È possibile avere accesso dall’esterno a così tante informazioni riservate come quelle che sembra condividere il personaggio di Duvall, ispirato ad Assange? In altre parole: è possibile accedere a informazioni realmente rilevanti senza avere fonti dirette?
"Alcuni quotidiani come il FT, il Guardian, perfino Buzzfeed o alcuni blog hanno effettivamente un’alta capacità di influenzare determinati trade. Lo è anche Trump con il suo account Twitter ormai. Zerohedge, ad esempio, è uno dei blog più letti dalla comunità finanziaria internazionale e la sua capacità di influire sui mercati è testimoniata, ad esempio, dal fatto che il suo account Twitter sia stato bloccato, a gennaio, quando ha cominciato a diffondere informazioni più circostanziate sul come il Coronavirus sarebbe potuto diventare un problema per gli investitori internazionali. Quindi la risposta è sì, i leaks ci sono. Il punto è sapere dove recuperarli. Anche la giornalista argentina (Sofia, ndr) è un personaggio ispirato a tante e tanti giornalisti che fanno di tutto per procurarsi una notizia esclusiva, e questo avviene anche in Italia. Così come le storie di sesso all’interno delle banche: sono molto frequenti.
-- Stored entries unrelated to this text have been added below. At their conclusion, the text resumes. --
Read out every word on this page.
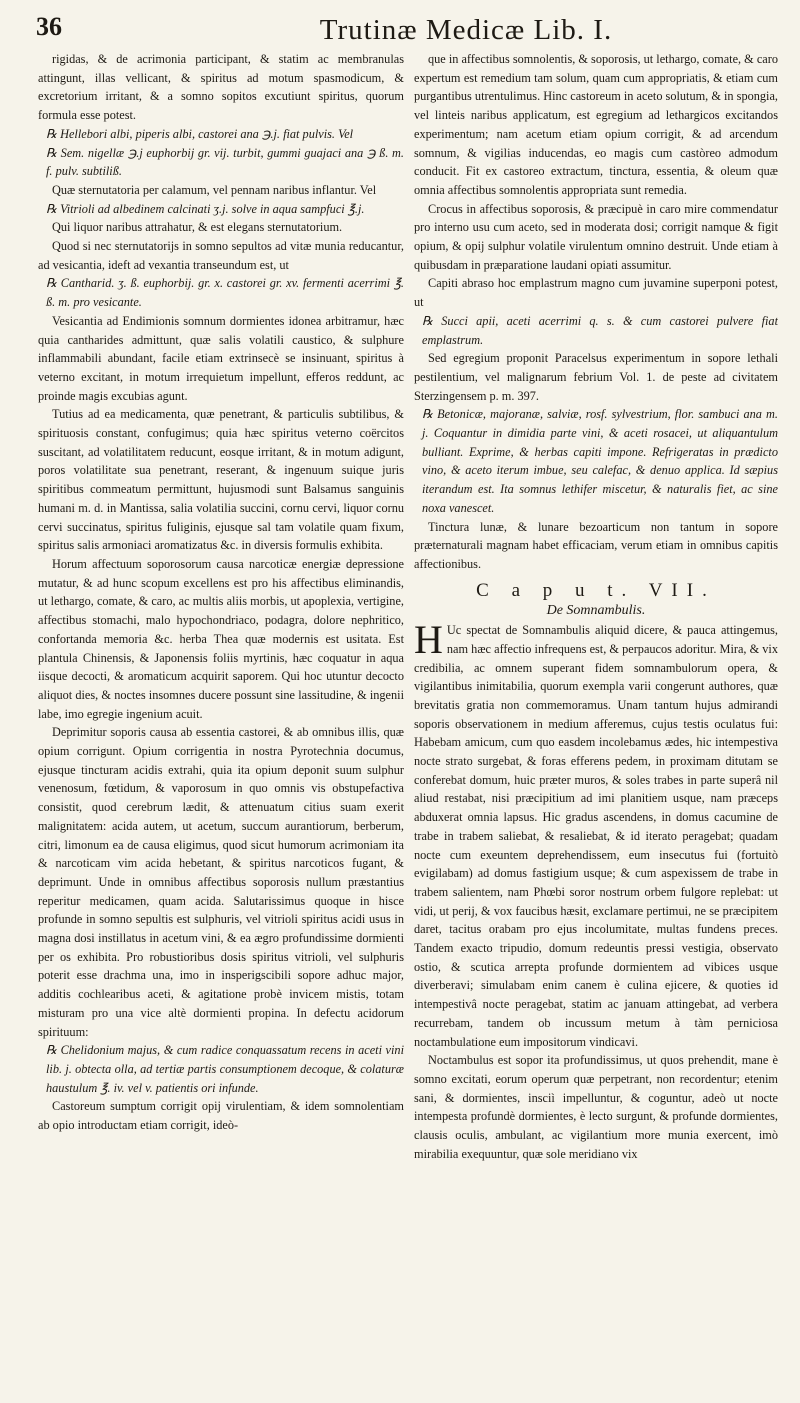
36	Trutinæ Medicæ Lib. I.

rigidas, & de acrimonia participant, & statim ac membranulas attingunt, illas vellicant, & spiritus ad motum spasmodicum, & excretorium irritant, & a somno sopitos excutiunt spiritus, quorum formula esse potest.

℞ Hellebori albi, piperis albi, castorei ana ℈.j. fiat pulvis. Vel

℞ Sem. nigellæ ℈.j euphorbij gr. vij. turbit, gummi guajaci ana ℈ ß. m. f. pulv. subtiliß.

Quæ sternutatoria per calamum, vel pennam naribus inflantur. Vel

℞ Vitrioli ad albedinem calcinati ʒ.j. solve in aqua sampfuci ℥.j.

Qui liquor naribus attrahatur, & est elegans sternutatorium.

Quod si nec sternutatorijs in somno sepultos ad vitæ munia reducantur, ad vesicantia, ideft ad vexantia transeundum est, ut

℞ Cantharid. ʒ. ß. euphorbij. gr. x. castorei gr. xv. fermenti acerrimi ℥. ß. m. pro vesicante.

Vesicantia ad Endimionis somnum dormientes idonea arbitramur, hæc quia cantharides admittunt, quæ salis volatili caustico, & sulphure inflammabili abundant, facile etiam extrinsecè se insinuant, spiritus à veterno excitant, in motum irrequietum impellunt, efferos reddunt, ac proinde magis excubias agunt.

Tutius ad ea medicamenta, quæ penetrant, & particulis subtilibus, & spirituosis constant, confugimus; quia hæc spiritus veterno coërcitos suscitant, ad volatilitatem reducunt, eosque irritant, & in motum adigunt, poros volatilitate sua penetrant, reserant, & ingenuum suique juris spiritibus commeatum permittunt, hujusmodi sunt Balsamus sanguinis humani m. d. in Mantissa, salia volatilia succini, cornu cervi, liquor cornu cervi succinatus, spiritus fuliginis, ejusque sal tam volatile quam fixum, spiritus salis armoniaci aromatizatus &c. in diversis formulis exhibita.

Horum affectuum soporosorum causa narcoticæ energiæ depressione mutatur, & ad hunc scopum excellens est pro his affectibus eliminandis, ut lethargo, comate, & caro, ac multis aliis morbis, ut apoplexia, vertigine, affectibus stomachi, malo hypochondriaco, podagra, dolore nephritico, confortanda memoria &c. herba Thea quæ modernis est usitata. Est plantula Chinensis, & Japonensis foliis myrtinis, hæc coquatur in aqua iisque decocti, & aromaticum acquirit saporem. Qui hoc utuntur decocto aliquot dies, & noctes insomnes ducere possunt sine lassitudine, & ingenii labe, imo egregie ingenium acuit.

Deprimitur soporis causa ab essentia castorei, & ab omnibus illis, quæ opium corrigunt. Opium corrigentia in nostra Pyrotechnia documus, ejusque tincturam acidis extrahi, quia ita opium deponit suum sulphur venenosum, fœtidum, & vaporosum in quo omnis vis obstupefactiva consistit, quod cerebrum lædit, & attenuatum citius suam exerit malignitatem: acida autem, ut acetum, succum aurantiorum, berberum, citri, limonum ea de causa eligimus, quod sicut humorum acrimoniam ita & narcoticam vim acida hebetant, & spiritus narcoticos fugant, & deprimunt. Unde in omnibus affectibus soporosis nullum præstantius reperitur medicamen, quam acida. Salutarissimus quoque in hisce profunde in somno sepultis est sulphuris, vel vitrioli spiritus acidi usus in magna dosi instillatus in acetum vini, & ea ægro profundissime dormienti per os exhibita. Pro robustioribus dosis spiritus vitrioli, vel sulphuris poterit esse drachma una, imo in insperigscibili sopore adhuc major, additis cochlearibus aceti, & agitatione probè invicem mistis, totam misturam pro una vice altè dormienti propina. In defectu acidorum spirituum:

℞ Chelidonium majus, & cum radice conquassatum recens in aceti vini lib. j. obtecta olla, ad tertiæ partis consumptionem decoque, & colaturæ haustulum ℥. iv. vel v. patientis ori infunde.

Castoreum sumptum corrigit opij virulentiam, & idem somnolentiam ab opio introductam etiam corrigit, ideò-

que in affectibus somnolentis, & soporosis, ut lethargo, comate, & caro expertum est remedium tam solum, quam cum appropriatis, & etiam cum purgantibus utrentulimus. Hinc castoreum in aceto solutum, & in spongia, vel linteis naribus applicatum, est egregium ad lethargicos excitandos experimentum; nam acetum etiam opium corrigit, & ad arcendum somnum, & vigilias inducendas, eo magis cum castòreo admodum conducit. Fit ex castoreo extractum, tinctura, essentia, & oleum quæ omnia affectibus somnolentis appropriata sunt remedia.

Crocus in affectibus soporosis, & præcipuè in caro mire commendatur pro interno usu cum aceto, sed in moderata dosi; corrigit namque & figit opium, & opij sulphur volatile virulentum omnino destruit. Unde etiam à quibusdam in præparatione laudani opiati assumitur.

Capiti abraso hoc emplastrum magno cum juvamine superponi potest, ut

℞ Succi apii, aceti acerrimi q. s. & cum castorei pulvere fiat emplastrum.

Sed egregium proponit Paracelsus experimentum in sopore lethali pestilentium, vel malignarum febrium Vol. 1. de peste ad civitatem Sterzingensem p. m. 397.

℞ Betonicæ, majoranæ, salviæ, rosf. sylvestrium, flor. sambuci ana m. j. Coquantur in dimidia parte vini, & aceti rosacei, ut aliquantulum bulliant. Exprime, & herbas capiti impone. Refrigeratas in prædicto vino, & aceto iterum imbue, seu calefac, & denuo applica. Id sæpius iterandum est. Ita somnus lethifer miscetur, & naturalis fiet, ac sine noxa vanescet.

Tinctura lunæ, & lunare bezoarticum non tantum in sopore præternaturali magnam habet efficaciam, verum etiam in omnibus capitis affectionibus.

C a p u t. VII.

De Somnambulis.

H Uc spectat de Somnambulis aliquid dicere, & pauca attingemus, nam hæc affectio infrequens est, & perpaucos adoritur. Mira, & vix credibilia, ac omnem superant fidem somnambulorum opera, & vigilantibus inimitabilia, quorum exempla varii congerunt authores, quæ brevitatis gratia non commemoramus. Unam tantum hujus admirandi soporis observationem in medium afferemus, cujus testis oculatus fui: Habebam amicum, cum quo easdem incolebamus ædes, hic intempestiva nocte strato surgebat, & foras efferens pedem, in proximam ditutam se conferebat domum, huic præter muros, & soles trabes in parte superâ nil aliud restabat, nisi præcipitium ad imi planitiem usque, nam præceps abduxerat omnia lapsus. Hic gradus ascendens, in domus cacumine de trabe in trabem saliebat, & resaliebat, & id iterato peragebat; quadam nocte cum exeuntem deprehendissem, eum insecutus fui (fortuitò evigilabam) ad domus fastigium usque; & cum aspexissem de trabe in trabem salientem, nam Phœbi soror nostrum orbem fulgore replebat: ut vidi, ut perij, & vox faucibus hæsit, exclamare pertimui, ne se præcipitem daret, tacitus orabam pro ejus incolumitate, multas fundens preces. Tandem exacto tripudio, domum redeuntis pressi vestigia, observato ostio, & scutica arrepta profunde dormientem ad vibices usque diverberavi; simulabam enim canem è culina ejicere, & quoties id intempestivâ nocte peragebat, statim ac januam attingebat, ad verbera recurrebam, tandem ob incussum metum à tàm perniciosa noctambulatione eum impositorum vindicavi.

Noctambulus est sopor ita profundissimus, ut quos prehendit, mane è somno excitati, eorum operum quæ perpetrant, non recordentur; etenim sani, & dormientes, insciì impelluntur, & coguntur, adeò ut nocte intempesta profundè dormientes, è lecto surgunt, & profunde dormientes, clausis oculis, ambulant, ac vigilantium more munia exercent, imò mirabilia exequuntur, quæ sole meridiano vix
Sai com’è, il potere dei soldi e del successo sono molto eccitanti".
E tutta la storia secondo cui la crisi che ha investito alcuni Paesi come l’Italia nel 2011 (quella che ha visto il nostro spread schizzare alle stelle e Berlusconi costretto a dimettersi) sia in realtà tutta una manovra orchestrata ad hoc è verosimile?
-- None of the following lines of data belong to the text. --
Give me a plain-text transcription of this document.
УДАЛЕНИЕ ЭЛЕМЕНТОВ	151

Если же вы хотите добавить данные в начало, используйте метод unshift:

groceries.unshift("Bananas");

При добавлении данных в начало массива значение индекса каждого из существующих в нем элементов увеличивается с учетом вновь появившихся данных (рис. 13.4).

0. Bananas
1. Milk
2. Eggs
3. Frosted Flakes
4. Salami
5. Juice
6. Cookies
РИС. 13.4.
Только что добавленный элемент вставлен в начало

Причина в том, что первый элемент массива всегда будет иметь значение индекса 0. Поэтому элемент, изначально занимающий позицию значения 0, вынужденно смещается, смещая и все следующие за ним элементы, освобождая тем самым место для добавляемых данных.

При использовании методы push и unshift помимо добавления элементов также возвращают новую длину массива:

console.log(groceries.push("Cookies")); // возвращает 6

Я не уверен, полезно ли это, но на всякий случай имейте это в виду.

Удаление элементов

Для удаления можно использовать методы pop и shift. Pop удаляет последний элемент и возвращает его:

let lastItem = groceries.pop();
"La base della storia come detto è la crisi del debito sovrano del 2011. È interessante la teoria per cui la crisi sia stata creata ad hoc dagli Stati Uniti per distogliere l’attenzione da una potenziale debacle del mercato dei titoli di stato americani, la realtà però è che dopo la Global Financial Crisis del 2008 i Paesi europei definiti PIIGS (acronimo inventato negli anni ‘70 e non dallo stagista di una banca nel 2011 come viene rappresentato nella serie) hanno aumentato in maniera significativa uno stock di debito già troppo alto, senza possibilità di poterlo ripagare. Che l’Unione Europea non abbia mai portato a termine i suoi obiettivi fiscali e politici è, poi, un dato di fatto. Che ciò abbia provocato una situazione instabile, è storia".